Yusuf Kâmil Paşa (1808-1876)

yusuf kamil pasa

Devlet adamlığı özelliği ile ön plana çıkan Akkoyunlu ailesine mensup Yusuf Kâmil Paşa, 1808'de Arapkir'de dünyaya gelir. Çok küçük yaşlarda babasını kaybeder. Amcası Osman Paşa'nın himayesi altında yetişir. İstanbul'da eğitim gören Yusuf Kâmil Paşa, 1829'da öğrenimini tamamlayarak Divan-ı Hümayun kaleminde dört yıl çalışır.

Yusuf Kâmil Paşa, 1833'te Mısır'a gider. Mısır valisi Mehmet Ali Paşa'nın kızı Zeynep Hanım ile evlenir. Eşiyle birlikte yaptırdıkları hayır işleri ile tanınır. Mısır'da önce Mısır Hazine Kâtipliği'ne sonrasında da Mehmet Ali Paşa'nın Maiyet Kâtipliği’ne getirilir. İstanbul'a dönünce Sultan Abdülmecit tarafından kendisine "Mir-i Miran" rütbesi verilir.

Mehmet Ali Paşa'nın vefatıyla birlikte Abbas Halim Paşa tarafından Sudan'da bir göreve gitmesi emrolunur.
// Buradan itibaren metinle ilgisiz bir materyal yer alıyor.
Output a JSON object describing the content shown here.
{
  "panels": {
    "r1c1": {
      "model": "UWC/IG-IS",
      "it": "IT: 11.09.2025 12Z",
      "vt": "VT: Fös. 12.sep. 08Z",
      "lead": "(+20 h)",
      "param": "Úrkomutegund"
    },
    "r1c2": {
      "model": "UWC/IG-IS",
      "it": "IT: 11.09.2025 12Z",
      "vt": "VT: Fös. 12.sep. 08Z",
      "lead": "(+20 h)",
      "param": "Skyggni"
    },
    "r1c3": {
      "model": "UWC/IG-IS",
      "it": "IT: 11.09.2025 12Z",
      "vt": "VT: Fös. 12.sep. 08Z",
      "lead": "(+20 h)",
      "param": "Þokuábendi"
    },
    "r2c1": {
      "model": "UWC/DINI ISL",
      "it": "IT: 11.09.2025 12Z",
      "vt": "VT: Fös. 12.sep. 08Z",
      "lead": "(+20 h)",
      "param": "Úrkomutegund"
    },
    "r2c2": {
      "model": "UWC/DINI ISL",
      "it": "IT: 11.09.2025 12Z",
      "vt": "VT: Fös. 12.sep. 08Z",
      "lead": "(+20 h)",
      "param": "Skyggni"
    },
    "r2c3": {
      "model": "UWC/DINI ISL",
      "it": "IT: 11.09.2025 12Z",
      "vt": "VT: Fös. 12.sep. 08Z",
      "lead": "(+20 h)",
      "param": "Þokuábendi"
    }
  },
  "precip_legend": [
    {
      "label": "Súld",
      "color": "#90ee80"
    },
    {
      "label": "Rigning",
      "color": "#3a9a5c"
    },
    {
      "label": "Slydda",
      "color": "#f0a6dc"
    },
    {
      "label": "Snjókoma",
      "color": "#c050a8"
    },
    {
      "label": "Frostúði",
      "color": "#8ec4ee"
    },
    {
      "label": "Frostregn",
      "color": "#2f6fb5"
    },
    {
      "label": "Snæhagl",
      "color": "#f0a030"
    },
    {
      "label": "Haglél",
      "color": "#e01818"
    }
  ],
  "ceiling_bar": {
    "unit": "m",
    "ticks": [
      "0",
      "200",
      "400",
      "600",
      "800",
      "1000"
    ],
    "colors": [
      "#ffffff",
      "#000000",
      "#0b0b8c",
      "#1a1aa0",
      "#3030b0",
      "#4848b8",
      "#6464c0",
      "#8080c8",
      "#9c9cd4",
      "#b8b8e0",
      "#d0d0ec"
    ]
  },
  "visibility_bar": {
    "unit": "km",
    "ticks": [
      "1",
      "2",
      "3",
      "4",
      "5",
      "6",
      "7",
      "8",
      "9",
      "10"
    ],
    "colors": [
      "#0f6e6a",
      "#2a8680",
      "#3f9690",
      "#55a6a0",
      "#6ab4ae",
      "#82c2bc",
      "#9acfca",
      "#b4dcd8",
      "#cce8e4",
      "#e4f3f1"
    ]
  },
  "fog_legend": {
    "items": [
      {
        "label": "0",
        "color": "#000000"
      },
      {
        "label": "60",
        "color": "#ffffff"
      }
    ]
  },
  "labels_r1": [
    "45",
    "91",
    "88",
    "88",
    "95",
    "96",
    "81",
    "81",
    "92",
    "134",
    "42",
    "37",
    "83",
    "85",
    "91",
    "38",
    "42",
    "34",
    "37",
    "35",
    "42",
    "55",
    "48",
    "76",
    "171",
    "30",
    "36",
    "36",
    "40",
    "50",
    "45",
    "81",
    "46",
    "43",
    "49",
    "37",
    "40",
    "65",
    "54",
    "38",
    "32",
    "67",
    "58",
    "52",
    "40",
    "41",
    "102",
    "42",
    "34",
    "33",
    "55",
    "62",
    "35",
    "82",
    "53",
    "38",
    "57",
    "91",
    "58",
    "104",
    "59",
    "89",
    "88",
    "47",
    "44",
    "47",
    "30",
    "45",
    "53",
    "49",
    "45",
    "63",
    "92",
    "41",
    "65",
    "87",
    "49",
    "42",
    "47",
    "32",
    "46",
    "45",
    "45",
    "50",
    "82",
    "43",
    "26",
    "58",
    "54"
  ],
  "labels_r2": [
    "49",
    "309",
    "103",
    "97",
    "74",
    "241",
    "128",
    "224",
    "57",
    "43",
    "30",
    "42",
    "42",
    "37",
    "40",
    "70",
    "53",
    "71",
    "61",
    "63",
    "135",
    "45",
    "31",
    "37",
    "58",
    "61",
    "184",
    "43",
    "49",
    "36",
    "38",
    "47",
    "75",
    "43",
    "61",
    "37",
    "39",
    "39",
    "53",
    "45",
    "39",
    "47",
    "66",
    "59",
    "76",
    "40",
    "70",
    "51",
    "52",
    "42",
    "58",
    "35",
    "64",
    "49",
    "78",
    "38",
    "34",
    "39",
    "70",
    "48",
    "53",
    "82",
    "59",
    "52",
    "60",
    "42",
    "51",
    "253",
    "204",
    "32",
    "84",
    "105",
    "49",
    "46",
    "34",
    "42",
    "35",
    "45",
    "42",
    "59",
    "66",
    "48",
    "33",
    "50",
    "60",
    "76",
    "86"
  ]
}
Bu görevi kabul etmeyen Yusuf Kâmil Paşa, Asvan'a sürgün edilir. Bu sürgünden Sultan Abdülmecit'in emriyle kurtulur.

Yusuf Kâmil Paşa, adliye ile ilgili işleri yürütmek üzere Meclis-i Vâlâ'ya üye olur. Ayrıca Encümen-i Daniş'e katılır. İstanbul'da bazı önemli görevleri ifa ettikten sonra tekrar Mısır'a gider. Abdülaziz'in padişah olmasıyla yeniden İstanbul'a dönen Yusuf Kâmil Paşa, sadrazamlığa getirilir. Sadrazam olmasıyla önemli işleri gerçekleştirir. Ali Paşa'nın Hariciye Nazırlığı'nda kalmasını sağlar.

Yusuf Kâmil Paşa'nın İstanbul'da hayır ve hasenat anlamında birçok eseri vardır. Cami, çeşme ve okul gibi hayratları olan Yusuf Kâmil Paşa'nın İstanbul Üsküdar'da yaptırdığı Zeynep Kâmil Hastanesi bunların başında gelir.  

1876'da Sultan Abdülaziz'in şehit edilmesine çok üzülen Yusuf Kâmil Paşa, 1876'da İstanbul'da hayata veda etti. İstanbul'da yaptırdığı hastanenin bahçesindeki türbeye defnedildi.

 

Edebi Kişiliği

Dönemin başarılı devlet adamlarından ve zenginlerinden olan Yusuf Kâmil Paşa, dürüst ve fedakâr birisi olarak bilinir. Sanatçılığından ziyade devlet adamlığı vasfı ile ön plana çıkar. 

Tanzimat I. Dönem sanatçısı olan Yusuf Kâmil Paşa'nın edebiyatçı olarak tanınmasını sağlayan hiç kuşkusuz Fenelon'dan çevirdiği "Telemak" adlı eseridir. Eser, edebiyatımızda ilk çeviri roman özelliği taşır. Eser, Fransızcadan değil Arapçadan çevrilir. Yani, eser için çevirinin çevirisidir, denilebilir.

Farsça, Arapça ve Fransızcaya vakıf biri olan Yusuf Kâmil Paşa, şiirler ve nesir türünde mektuplar da kaleme alır.